During St. Sabina’s march against violence attended by Taylor, the grassroots group Purpose over Pain was among the march’s chief supporters. The group consists of mothers whose children were slain. At the march, they joined together, raising pictures and signs of young Black children who had once walked Chicago’s streets.
For mothers like Taylor and Delphine Cherry, another member of Purpose Over Pain who lost a son and a daughter to murder, the summer marches are an outlet for those who have become members of a sorority that no mother wants to be eligible to join.
The organization is a 501c3 founded in 2007 by “several Chicago-area parents who lost their children to gun violence.”

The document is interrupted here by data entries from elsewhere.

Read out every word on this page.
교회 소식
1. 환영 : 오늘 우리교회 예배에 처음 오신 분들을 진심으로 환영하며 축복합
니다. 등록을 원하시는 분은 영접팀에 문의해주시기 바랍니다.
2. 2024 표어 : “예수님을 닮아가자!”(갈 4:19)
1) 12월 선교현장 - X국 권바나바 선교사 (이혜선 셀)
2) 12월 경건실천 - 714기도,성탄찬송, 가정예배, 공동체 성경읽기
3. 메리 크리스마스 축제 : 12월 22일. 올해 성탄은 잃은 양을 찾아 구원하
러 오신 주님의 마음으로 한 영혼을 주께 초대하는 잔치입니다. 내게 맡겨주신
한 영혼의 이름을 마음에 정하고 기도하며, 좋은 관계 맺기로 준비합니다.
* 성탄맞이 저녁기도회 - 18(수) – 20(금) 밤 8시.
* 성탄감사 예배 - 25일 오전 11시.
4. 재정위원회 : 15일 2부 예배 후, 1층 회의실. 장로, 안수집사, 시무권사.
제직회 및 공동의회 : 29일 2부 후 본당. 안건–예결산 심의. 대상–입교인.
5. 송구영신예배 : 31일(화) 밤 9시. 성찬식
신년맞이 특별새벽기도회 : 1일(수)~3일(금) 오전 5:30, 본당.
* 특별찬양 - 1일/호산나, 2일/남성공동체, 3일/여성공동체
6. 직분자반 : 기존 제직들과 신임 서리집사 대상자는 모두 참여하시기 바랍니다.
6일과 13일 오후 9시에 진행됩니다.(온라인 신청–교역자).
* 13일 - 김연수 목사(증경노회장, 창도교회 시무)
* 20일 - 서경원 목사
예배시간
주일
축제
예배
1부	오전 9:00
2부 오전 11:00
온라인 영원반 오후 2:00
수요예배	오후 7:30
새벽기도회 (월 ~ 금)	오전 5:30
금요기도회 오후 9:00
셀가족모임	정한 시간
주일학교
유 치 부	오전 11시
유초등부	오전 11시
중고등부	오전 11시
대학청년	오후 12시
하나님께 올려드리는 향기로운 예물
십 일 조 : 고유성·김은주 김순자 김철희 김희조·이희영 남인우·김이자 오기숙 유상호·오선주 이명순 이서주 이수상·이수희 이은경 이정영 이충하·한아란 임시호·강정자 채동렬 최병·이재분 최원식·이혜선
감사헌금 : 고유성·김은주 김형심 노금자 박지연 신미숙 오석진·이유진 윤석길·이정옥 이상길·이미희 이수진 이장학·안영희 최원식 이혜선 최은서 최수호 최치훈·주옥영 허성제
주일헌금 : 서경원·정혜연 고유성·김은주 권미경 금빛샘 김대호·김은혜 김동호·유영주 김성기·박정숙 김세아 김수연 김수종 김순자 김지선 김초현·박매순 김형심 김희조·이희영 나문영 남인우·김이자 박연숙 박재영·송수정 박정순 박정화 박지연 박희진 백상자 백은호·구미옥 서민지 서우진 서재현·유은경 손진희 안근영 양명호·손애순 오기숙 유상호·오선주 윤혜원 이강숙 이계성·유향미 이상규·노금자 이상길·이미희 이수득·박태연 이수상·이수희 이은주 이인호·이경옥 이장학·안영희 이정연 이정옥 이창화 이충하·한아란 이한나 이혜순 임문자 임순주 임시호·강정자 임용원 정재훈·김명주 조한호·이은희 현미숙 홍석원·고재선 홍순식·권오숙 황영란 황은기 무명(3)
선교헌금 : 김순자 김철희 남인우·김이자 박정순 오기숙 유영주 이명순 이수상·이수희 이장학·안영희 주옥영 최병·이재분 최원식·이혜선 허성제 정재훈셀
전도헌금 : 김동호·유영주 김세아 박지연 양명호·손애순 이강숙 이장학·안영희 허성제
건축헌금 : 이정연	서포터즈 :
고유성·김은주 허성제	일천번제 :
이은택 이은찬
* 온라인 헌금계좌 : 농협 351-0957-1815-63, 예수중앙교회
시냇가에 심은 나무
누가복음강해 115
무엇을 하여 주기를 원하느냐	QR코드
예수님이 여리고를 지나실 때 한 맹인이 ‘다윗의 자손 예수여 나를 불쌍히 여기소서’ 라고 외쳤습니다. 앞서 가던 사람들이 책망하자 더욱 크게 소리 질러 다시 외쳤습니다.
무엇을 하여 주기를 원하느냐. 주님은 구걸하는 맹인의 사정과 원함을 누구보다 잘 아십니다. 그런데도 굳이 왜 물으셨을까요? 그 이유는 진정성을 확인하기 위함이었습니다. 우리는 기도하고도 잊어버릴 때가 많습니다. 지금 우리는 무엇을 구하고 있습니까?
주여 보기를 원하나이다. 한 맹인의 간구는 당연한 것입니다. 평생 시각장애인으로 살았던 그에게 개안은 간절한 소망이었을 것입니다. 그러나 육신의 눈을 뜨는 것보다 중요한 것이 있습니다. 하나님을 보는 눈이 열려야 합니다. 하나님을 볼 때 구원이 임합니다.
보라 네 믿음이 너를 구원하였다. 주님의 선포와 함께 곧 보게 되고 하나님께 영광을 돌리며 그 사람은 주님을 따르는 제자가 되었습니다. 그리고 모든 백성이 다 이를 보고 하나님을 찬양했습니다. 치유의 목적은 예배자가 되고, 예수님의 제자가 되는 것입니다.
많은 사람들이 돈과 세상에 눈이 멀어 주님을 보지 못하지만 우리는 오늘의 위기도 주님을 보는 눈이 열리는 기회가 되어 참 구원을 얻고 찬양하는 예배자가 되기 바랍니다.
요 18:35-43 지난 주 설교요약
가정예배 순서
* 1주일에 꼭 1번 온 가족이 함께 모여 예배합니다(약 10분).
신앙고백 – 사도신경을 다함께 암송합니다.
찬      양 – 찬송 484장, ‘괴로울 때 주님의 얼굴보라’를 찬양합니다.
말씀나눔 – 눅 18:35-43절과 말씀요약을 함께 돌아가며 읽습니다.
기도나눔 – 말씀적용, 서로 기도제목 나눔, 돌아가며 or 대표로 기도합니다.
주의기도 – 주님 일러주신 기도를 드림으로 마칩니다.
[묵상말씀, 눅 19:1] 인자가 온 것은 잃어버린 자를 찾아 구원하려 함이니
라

“These and other parents who were affected by violence now have a purpose to be effective in preventing gun violence over merely living with the pain,” according to the group’s published self-description.
“Purpose over pain speaks for itself,” said Cherry in an interview. “You put your purpose over your pain. Out of all the groups, they are still standing.
“I can say Father Pfleger genuinely cares about grieving parents, not just the women, but men too,” Cherry added. “He makes sure he looks after us.”
For Taylor, it is a new and peculiar journey. But she said she looks forward to standing shoulder to shoulder with women who bear similar wounds.
“I love this, this is something I can look forward to,” Taylor said. “I just want to be with ladies who are going through like me and get support because I know I’m going to need it.
“I’ve never been through anything like this,” she added. “But I want to be a strong woman where I can just talk about my baby.”